Duplicate UDR SQL Storage Setup Guide
The contents of this page is meant as a general guide to list considerations that might impact the performance of your Duplicate UDR SQL storage setup. Note that each setup may vary and that these are not strict rules that users should apply for all their Duplicate UDR SQL storage setup.
File vs SQL Storage
Generally, there would be some performance overhead when choosing to use SQL storage instead of File storage, but there are benefits that an SQL storage could provide depending on your needs that makes the performance overhead acceptable. The purpose of this guide is to offer several recommendations that you may apply to minimize the performance overhead of your SQL storage setup.
Managing Latency
It is recommended that you deploy your database server in the same network as the EC server where workflows with Duplicate UDR agents will be running.
If you are unable to have both EC and the database server reside in the same network, minimize the network overhead between both servers as much as possible.
Optimizing Read And Write Operations
Performance may be better when "Enable Separate Storage Per Workflow" option is disabled.
SAP Hana
From our performance tests for SAP Hana SQL storage specifically, the use of columnar based table compared to row based tables show strong advantages in performance and disk space footprint.
There were unexpected issues during our tests when the memory capacity of the machine where SAP Hana was installed was too small. We experienced minimal issues when installing SAP Hana database with at least 64GB memory capacity.

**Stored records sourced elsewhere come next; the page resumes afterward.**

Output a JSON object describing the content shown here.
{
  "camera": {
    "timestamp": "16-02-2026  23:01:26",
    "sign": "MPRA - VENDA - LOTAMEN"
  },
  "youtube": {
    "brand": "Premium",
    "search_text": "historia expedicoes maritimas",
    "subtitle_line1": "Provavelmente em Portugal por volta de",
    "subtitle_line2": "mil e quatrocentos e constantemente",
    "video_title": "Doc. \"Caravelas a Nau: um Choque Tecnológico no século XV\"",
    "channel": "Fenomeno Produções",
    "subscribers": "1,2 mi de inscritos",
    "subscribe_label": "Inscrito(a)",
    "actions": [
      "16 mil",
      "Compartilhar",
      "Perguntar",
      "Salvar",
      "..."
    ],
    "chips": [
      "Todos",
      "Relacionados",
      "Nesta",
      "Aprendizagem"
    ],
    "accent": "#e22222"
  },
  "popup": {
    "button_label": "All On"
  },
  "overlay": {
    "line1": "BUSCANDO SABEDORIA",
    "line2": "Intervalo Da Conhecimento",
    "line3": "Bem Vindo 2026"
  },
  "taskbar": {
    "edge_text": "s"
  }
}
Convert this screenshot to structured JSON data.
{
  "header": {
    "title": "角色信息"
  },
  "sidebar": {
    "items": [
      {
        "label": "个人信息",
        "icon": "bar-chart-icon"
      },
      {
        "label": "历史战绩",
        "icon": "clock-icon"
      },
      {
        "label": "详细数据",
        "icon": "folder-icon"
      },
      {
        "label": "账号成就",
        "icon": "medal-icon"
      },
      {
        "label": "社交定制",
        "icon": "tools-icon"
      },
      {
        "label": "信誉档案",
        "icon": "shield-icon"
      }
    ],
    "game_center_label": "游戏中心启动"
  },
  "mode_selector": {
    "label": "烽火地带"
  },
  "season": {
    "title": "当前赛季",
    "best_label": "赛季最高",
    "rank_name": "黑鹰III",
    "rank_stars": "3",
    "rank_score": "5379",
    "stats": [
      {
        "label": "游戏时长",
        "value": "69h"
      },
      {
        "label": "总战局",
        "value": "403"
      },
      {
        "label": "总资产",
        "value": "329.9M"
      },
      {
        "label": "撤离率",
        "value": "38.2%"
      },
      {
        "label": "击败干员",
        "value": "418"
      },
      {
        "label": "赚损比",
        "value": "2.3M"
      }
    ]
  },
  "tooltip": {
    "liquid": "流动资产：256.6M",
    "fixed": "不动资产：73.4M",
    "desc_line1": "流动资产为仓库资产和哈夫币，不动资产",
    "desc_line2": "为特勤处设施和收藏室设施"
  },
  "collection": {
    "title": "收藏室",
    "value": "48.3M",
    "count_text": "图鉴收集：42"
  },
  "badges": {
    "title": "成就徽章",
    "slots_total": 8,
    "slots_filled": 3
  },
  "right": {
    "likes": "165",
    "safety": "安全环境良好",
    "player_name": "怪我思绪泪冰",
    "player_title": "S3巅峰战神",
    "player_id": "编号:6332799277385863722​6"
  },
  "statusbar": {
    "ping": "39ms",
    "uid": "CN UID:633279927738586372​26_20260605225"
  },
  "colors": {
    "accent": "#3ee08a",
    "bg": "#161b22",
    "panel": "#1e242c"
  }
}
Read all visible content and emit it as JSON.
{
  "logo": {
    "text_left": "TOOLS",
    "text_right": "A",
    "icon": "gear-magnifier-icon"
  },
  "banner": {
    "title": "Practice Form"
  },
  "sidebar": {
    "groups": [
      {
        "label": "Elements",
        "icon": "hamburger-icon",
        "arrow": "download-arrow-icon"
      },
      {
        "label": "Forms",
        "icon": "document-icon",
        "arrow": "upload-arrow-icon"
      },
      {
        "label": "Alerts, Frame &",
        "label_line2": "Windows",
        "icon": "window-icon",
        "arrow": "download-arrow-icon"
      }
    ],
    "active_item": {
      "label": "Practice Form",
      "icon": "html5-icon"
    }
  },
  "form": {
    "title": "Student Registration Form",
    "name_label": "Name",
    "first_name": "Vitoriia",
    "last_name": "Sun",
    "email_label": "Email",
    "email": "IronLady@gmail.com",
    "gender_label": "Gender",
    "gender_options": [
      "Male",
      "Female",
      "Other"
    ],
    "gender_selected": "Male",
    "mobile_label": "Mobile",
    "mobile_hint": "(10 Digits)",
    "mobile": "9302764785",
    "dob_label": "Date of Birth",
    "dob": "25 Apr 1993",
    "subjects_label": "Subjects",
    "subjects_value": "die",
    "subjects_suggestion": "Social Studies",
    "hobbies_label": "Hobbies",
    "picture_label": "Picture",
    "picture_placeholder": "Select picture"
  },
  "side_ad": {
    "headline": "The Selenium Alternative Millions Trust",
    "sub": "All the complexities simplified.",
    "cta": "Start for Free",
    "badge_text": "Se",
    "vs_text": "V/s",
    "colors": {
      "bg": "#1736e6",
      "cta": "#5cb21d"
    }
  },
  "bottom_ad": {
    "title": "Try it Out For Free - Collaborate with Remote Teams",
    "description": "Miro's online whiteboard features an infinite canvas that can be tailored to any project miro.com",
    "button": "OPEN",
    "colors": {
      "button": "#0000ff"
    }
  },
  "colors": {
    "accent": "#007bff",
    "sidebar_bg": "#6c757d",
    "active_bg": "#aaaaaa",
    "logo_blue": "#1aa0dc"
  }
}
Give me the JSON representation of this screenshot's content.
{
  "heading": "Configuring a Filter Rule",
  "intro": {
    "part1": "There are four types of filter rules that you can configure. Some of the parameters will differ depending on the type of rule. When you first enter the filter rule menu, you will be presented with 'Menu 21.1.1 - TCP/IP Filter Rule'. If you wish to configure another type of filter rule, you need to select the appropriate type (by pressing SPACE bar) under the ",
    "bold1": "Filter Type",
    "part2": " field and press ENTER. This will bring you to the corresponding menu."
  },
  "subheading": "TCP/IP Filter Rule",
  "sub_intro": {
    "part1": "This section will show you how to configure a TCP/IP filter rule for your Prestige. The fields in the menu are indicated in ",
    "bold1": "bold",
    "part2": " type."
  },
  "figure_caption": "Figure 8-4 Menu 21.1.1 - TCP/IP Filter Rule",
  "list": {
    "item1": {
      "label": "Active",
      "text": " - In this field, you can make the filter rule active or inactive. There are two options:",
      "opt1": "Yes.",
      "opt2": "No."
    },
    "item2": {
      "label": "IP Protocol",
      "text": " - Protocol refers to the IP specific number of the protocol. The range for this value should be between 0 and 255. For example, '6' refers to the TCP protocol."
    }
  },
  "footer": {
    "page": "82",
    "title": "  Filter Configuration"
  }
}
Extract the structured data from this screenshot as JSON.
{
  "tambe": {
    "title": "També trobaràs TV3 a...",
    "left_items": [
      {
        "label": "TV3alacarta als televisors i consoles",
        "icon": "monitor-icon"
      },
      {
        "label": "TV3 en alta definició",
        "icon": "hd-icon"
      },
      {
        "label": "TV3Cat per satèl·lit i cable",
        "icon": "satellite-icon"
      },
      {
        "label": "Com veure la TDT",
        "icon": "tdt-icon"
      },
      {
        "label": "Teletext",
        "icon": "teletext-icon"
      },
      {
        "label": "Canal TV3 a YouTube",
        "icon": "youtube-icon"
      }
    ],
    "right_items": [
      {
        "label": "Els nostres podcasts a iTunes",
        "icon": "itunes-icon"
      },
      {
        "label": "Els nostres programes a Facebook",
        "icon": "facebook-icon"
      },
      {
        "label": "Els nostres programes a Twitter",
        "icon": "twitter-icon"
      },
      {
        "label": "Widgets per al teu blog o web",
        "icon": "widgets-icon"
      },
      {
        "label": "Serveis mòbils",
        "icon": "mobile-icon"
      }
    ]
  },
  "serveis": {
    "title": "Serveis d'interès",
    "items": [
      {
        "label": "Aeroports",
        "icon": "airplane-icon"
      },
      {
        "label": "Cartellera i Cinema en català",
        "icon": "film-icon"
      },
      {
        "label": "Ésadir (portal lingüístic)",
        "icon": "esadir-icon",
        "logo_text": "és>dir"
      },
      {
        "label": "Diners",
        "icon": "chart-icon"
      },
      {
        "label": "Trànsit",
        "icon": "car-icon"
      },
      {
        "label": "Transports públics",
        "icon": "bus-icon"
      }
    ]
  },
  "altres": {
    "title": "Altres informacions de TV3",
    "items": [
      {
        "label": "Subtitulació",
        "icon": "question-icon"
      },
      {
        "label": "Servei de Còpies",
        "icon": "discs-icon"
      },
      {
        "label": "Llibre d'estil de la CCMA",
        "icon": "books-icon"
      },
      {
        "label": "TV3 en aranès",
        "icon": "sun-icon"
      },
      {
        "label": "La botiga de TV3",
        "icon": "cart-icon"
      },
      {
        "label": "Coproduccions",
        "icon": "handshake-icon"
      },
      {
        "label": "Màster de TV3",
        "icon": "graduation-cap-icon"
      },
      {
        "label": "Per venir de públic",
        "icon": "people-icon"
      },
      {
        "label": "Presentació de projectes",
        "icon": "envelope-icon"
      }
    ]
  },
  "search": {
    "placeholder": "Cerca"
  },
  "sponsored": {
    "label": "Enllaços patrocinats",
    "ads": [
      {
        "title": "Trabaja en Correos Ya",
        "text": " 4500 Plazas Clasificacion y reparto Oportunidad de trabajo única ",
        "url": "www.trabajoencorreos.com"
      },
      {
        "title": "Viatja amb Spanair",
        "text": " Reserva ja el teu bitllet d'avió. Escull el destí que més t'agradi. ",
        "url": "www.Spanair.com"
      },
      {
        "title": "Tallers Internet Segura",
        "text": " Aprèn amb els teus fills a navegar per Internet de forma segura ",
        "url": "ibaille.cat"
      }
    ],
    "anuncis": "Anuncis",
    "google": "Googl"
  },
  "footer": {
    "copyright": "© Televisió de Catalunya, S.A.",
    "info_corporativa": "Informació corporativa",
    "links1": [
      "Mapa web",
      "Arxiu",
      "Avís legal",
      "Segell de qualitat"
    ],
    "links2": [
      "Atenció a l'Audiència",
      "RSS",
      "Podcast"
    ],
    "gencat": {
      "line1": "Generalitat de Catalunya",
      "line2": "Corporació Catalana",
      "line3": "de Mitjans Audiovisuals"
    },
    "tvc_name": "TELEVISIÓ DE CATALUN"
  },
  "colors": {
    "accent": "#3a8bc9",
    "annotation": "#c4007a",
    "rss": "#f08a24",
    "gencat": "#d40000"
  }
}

Cache Size and Segmentation
The Indexing Field of incoming UDRs should preferably be either an increasing sequence number or a timestamp with good locality to preserve performance of workflow executions.
For large cache sizes, it may be a good idea to split them to multiple workflows in order to preserve performance.
For large cache sizes, splitting batches of incoming UDRs into multiple transactions may improve performance of workflow runs.
Minimizing the cache size may improve the performance of the duplicate checks by the Duplicate UDR agents and the speed of Search and Delete operations using the Duplicate UDR Inspector.